As'tWas: Columbus Day Typhoon and Cuban Missile Crisis 1962


Sometimes we find ourselves swept up on a 'current of events' that defines part of our outlook on life.  Such was the case for me in October of 1962.  It  was Columbus Day in Eugene, Oregon.  As I looked out across the street from my student desk anxiously awaiting to go home towards the end of the school day, I observed that the smoke from a chimney suddenly started to flow down the side of the chimney and curl on the ground.  Before I could ponder on this too long, an announcement over the school PA system told us to all go home early without delay.  Typhoon Freda, despite the previous assurances of the national weather services, had continued up the coast and was soon to be upon us.  

I lived only a mile away, and even though I hadn't 'dilly dallied' at all, I was being hammered by steady winds that forced me to walk leaning into the wind in order to not be bowled over before I was even a third the way home.  I pitied those who had to walk further than I did.  Soon after I got home, my father arrived and the winds had increased to the point that gusts had buffeted his truck such that he'd experienced sideways slippage on the wet roads.

During the night, the storm did its worst.  In the morning, with the sun shining, we climbed out through the front window of our apartment because the neighboring buildings' shingles were all stacked up in front of our door.  Trees everywhere were either mangled or laying on the ground.  The roof had been blown off of my school -- with 2x4s from it shot like arrows into the building across from the school like arrows.  A wall in an old folks home down the street had blown inwards and killed several unfortunates.
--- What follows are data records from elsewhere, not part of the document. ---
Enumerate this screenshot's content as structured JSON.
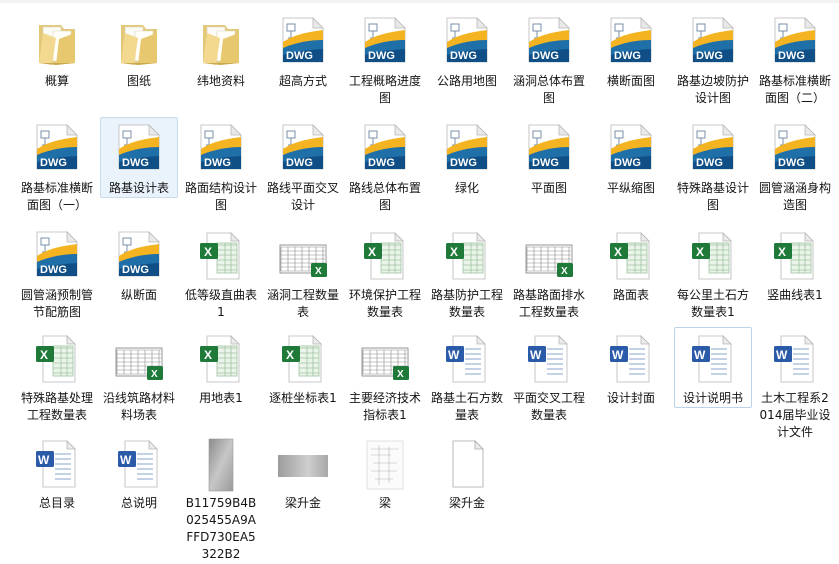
{
  "explorer": {
    "items": [
      {
        "label": "概算",
        "icon": "folder-icon",
        "name": "file-gaisuan"
      },
      {
        "label": "图纸",
        "icon": "folder-icon",
        "name": "file-tuzhi"
      },
      {
        "label": "纬地资料",
        "icon": "folder-icon",
        "name": "file-weidi-ziliao"
      },
      {
        "label": "超高方式",
        "icon": "dwg-icon",
        "name": "file-chaogao-fangshi"
      },
      {
        "label": "工程概略进度图",
        "icon": "dwg-icon",
        "name": "file-gongcheng-jindu"
      },
      {
        "label": "公路用地图",
        "icon": "dwg-icon",
        "name": "file-gonglu-yongdi"
      },
      {
        "label": "涵洞总体布置图",
        "icon": "dwg-icon",
        "name": "file-handong-zongti"
      },
      {
        "label": "横断面图",
        "icon": "dwg-icon",
        "name": "file-hengduanmian"
      },
      {
        "label": "路基边坡防护设计图",
        "icon": "dwg-icon",
        "name": "file-lujibianpo"
      },
      {
        "label": "路基标准横断面图（二）",
        "icon": "dwg-icon",
        "name": "file-luji-biaozhun-2"
      },
      {
        "label": "路基标准横断面图（一）",
        "icon": "dwg-icon",
        "name": "file-luji-biaozhun-1"
      },
      {
        "label": "路基设计表",
        "icon": "dwg-icon",
        "name": "file-luji-shejibiao"
      },
      {
        "label": "路面结构设计图",
        "icon": "dwg-icon",
        "name": "file-lumian-jiegou"
      },
      {
        "label": "路线平面交叉设计",
        "icon": "dwg-icon",
        "name": "file-luxian-jiaocha"
      },
      {
        "label": "路线总体布置图",
        "icon": "dwg-icon",
        "name": "file-luxian-zongti"
      },
      {
        "label": "绿化",
        "icon": "dwg-icon",
        "name": "file-lvhua"
      },
      {
        "label": "平面图",
        "icon": "dwg-icon",
        "name": "file-pingmiantu"
      },
      {
        "label": "平纵缩图",
        "icon": "dwg-icon",
        "name": "file-pingzong"
      },
      {
        "label": "特殊路基设计图",
        "icon": "dwg-icon",
        "name": "file-teshu-luji-sheji"
      },
      {
        "label": "圆管涵涵身构造图",
        "icon": "dwg-icon",
        "name": "file-yuanguan-hanshen"
      },
      {
        "label": "圆管涵预制管节配筋图",
        "icon": "dwg-icon",
        "name": "file-yuanguan-yuzhi"
      },
      {
        "label": "纵断面",
        "icon": "dwg-icon",
        "name": "file-zongduanmian"
      },
      {
        "label": "低等级直曲表1",
        "icon": "excel-icon",
        "name": "file-zhiqubiao"
      },
      {
        "label": "涵洞工程数量表",
        "icon": "table-thumb-icon",
        "name": "file-handong-shuliang"
      },
      {
        "label": "环境保护工程数量表",
        "icon": "excel-icon",
        "name": "file-huanjing-baohu"
      },
      {
        "label": "路基防护工程数量表",
        "icon": "excel-icon",
        "name": "file-luji-fanghu"
      },
      {
        "label": "路基路面排水工程数量表",
        "icon": "table-thumb-icon",
        "name": "file-paishui"
      },
      {
        "label": "路面表",
        "icon": "excel-icon",
        "name": "file-lumianbiao"
      },
      {
        "label": "每公里土石方数量表1",
        "icon": "excel-icon",
        "name": "file-meigongli-tushi"
      },
      {
        "label": "竖曲线表1",
        "icon": "excel-icon",
        "name": "file-shuquxian"
      },
      {
        "label": "特殊路基处理工程数量表",
        "icon": "excel-icon",
        "name": "file-teshu-luji-chuli"
      },
      {
        "label": "沿线筑路材料料场表",
        "icon": "table-thumb-icon",
        "name": "file-zhulu-cailiao"
      },
      {
        "label": "用地表1",
        "icon": "excel-icon",
        "name": "file-yongdibiao"
      },
      {
        "label": "逐桩坐标表1",
        "icon": "excel-icon",
        "name": "file-zhuzhuang-zuobiao"
      },
      {
        "label": "主要经济技术指标表1",
        "icon": "table-thumb-icon",
        "name": "file-jingji-zhibiao"
      },
      {
        "label": "路基土石方数量表",
        "icon": "word-icon",
        "name": "file-luji-tushifang"
      },
      {
        "label": "平面交叉工程数量表",
        "icon": "word-icon",
        "name": "file-pingmian-jiaocha-shuliang"
      },
      {
        "label": "设计封面",
        "icon": "word-icon",
        "name": "file-sheji-fengmian"
      },
      {
        "label": "设计说明书",
        "icon": "word-icon",
        "name": "file-sheji-shuomingshu"
      },
      {
        "label": "土木工程系2014届毕业设计文件",
        "icon": "word-icon",
        "name": "file-biye-sheji"
      },
      {
        "label": "总目录",
        "icon": "word-icon",
        "name": "file-zongmulu"
      },
      {
        "label": "总说明",
        "icon": "word-icon",
        "name": "file-zongshuoming"
      },
      {
        "label": "B11759B4B025455A9AFFD730EA5322B2",
        "icon": "gray-image-icon",
        "name": "file-guid-image"
      },
      {
        "label": "梁升金",
        "icon": "photo-thumb-icon",
        "name": "file-liangshengjin-photo"
      },
      {
        "label": "梁",
        "icon": "sketch-thumb-icon",
        "name": "file-liang"
      },
      {
        "label": "梁升金",
        "icon": "blank-doc-icon",
        "name": "file-liangshengjin-doc"
      }
    ]
  }
}
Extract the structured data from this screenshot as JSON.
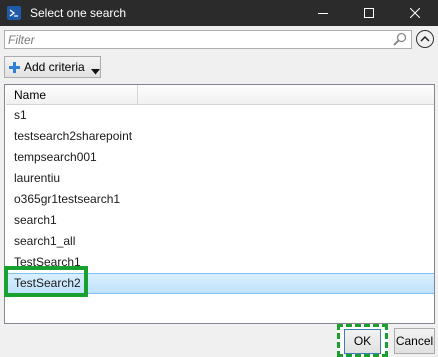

http://en.wikipedia.org/wiki/Columbus_Day_Storm_of_1962

I had a couple of weeks of staying home while the school was being repaired -- but it wasn't as enjoyable as it could have been.  The Cuban missile crisis was peaking before the school could be reopened.  And having  just experienced what a typhoon could do, I was all too aware of what a nuclear war could hold in store for all of us. [Four years prior, we'd been living in rural Idaho close to an air base and I'd spent one summer digging a deep hole in the ground to build a nuclear fallout shelter in.]